NONESUCH SILVER PRINTS  
Unique photographs on silver from the 1950s and 1960s
from Nonesuch Expeditions
 

 

1961 Machu Picchu, Peru. This ruin in its spectacular mountain setting has become the icon for Peru and its wonderful Inca heritage. I was lucky to reach the site before serious tourism began.

Machu Picchu was drawn to world attention in 1911 when the American Yale University scholar Hiram Bingham reached it during a scientific expedition, though he was not the first to get there. A National Geographic Magazine of 1913 has many of his pictures of the site before the vegetation was cleared.

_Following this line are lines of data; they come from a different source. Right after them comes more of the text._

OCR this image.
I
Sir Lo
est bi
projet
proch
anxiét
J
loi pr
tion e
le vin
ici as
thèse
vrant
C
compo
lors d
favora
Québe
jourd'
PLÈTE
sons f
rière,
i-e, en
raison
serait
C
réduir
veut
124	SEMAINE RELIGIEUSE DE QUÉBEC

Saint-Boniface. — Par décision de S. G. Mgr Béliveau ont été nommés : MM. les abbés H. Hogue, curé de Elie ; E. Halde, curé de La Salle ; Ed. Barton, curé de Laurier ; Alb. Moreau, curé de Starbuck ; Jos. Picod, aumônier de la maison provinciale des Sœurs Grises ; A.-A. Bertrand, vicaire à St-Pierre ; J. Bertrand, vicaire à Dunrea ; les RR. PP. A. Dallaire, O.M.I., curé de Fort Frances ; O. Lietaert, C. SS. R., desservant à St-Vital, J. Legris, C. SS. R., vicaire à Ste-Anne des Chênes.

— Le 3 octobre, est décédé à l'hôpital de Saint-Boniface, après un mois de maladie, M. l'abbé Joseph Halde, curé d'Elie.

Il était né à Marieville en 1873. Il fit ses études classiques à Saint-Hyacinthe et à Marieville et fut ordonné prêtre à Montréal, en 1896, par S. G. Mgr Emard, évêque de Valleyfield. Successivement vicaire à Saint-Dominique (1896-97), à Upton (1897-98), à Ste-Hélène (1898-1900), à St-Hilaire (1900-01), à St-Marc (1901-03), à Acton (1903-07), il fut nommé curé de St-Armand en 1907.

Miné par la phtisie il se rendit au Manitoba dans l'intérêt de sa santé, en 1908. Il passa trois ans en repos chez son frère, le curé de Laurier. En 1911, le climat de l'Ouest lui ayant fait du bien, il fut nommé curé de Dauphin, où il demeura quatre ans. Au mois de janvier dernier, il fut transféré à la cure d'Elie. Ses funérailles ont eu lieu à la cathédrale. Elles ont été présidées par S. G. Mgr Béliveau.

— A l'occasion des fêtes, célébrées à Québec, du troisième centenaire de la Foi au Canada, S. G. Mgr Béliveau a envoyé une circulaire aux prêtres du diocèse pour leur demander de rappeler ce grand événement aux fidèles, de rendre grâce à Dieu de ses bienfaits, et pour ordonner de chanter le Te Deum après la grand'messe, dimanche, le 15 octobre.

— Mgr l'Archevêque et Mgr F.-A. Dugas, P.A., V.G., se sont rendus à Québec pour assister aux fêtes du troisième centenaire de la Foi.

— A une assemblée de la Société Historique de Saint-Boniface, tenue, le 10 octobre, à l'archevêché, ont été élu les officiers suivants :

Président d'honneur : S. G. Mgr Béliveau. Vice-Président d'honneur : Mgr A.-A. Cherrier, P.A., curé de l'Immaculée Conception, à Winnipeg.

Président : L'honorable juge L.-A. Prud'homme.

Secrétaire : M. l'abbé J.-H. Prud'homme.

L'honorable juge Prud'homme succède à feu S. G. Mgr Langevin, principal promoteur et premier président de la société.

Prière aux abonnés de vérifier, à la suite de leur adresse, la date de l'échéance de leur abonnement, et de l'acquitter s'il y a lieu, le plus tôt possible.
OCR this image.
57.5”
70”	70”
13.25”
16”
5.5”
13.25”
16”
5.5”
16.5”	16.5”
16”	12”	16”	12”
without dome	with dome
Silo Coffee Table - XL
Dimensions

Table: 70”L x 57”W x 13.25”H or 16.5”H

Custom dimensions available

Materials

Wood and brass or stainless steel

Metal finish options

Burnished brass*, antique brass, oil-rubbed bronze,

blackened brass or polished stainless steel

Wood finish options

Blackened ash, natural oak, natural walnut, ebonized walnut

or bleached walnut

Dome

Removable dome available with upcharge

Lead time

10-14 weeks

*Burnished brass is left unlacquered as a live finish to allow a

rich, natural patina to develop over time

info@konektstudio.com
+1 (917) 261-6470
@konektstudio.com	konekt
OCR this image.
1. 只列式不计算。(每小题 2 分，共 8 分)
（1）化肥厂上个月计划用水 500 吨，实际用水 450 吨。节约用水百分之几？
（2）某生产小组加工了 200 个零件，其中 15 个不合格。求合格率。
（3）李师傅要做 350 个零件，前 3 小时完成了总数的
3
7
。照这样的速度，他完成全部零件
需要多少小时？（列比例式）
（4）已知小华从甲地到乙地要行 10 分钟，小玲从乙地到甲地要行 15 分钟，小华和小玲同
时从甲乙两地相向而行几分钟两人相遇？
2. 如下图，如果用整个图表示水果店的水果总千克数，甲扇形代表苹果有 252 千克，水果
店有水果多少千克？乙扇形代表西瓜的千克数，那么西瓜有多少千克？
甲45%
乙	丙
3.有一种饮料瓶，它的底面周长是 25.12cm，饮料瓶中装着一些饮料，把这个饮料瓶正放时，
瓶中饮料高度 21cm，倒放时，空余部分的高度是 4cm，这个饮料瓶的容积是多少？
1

The Temple of Three Windows built from hand worked granite is in the northwest of the site and has a view towards the Urubamba Cordillera. The snowcap of Mt Veronica is just visible in the clouds 15kms away. Each of the three windows is 1.3 metres high and overlook the principal plaza. In the middle of the picture a large hand-worked pillar of granite stands beside an altar, and just visible on the bottom right is a large sacred stone. Local lore suggests that the three windows reflect the Inca creation myth. The first Inca is said to have emerged from a central opening in a hillside called Tamputoco closer to Cuzco.

Camera: MPP Microflex Twin Lens Reflex with F3.5 77.5mm Taylor Taylor Hobson lens with light yellow filter x 1. Film Kodak Verichrome Pan at F11 - 1/125 second. Developed by hand in Lima, using May and Baker Promicrol at normal dilution.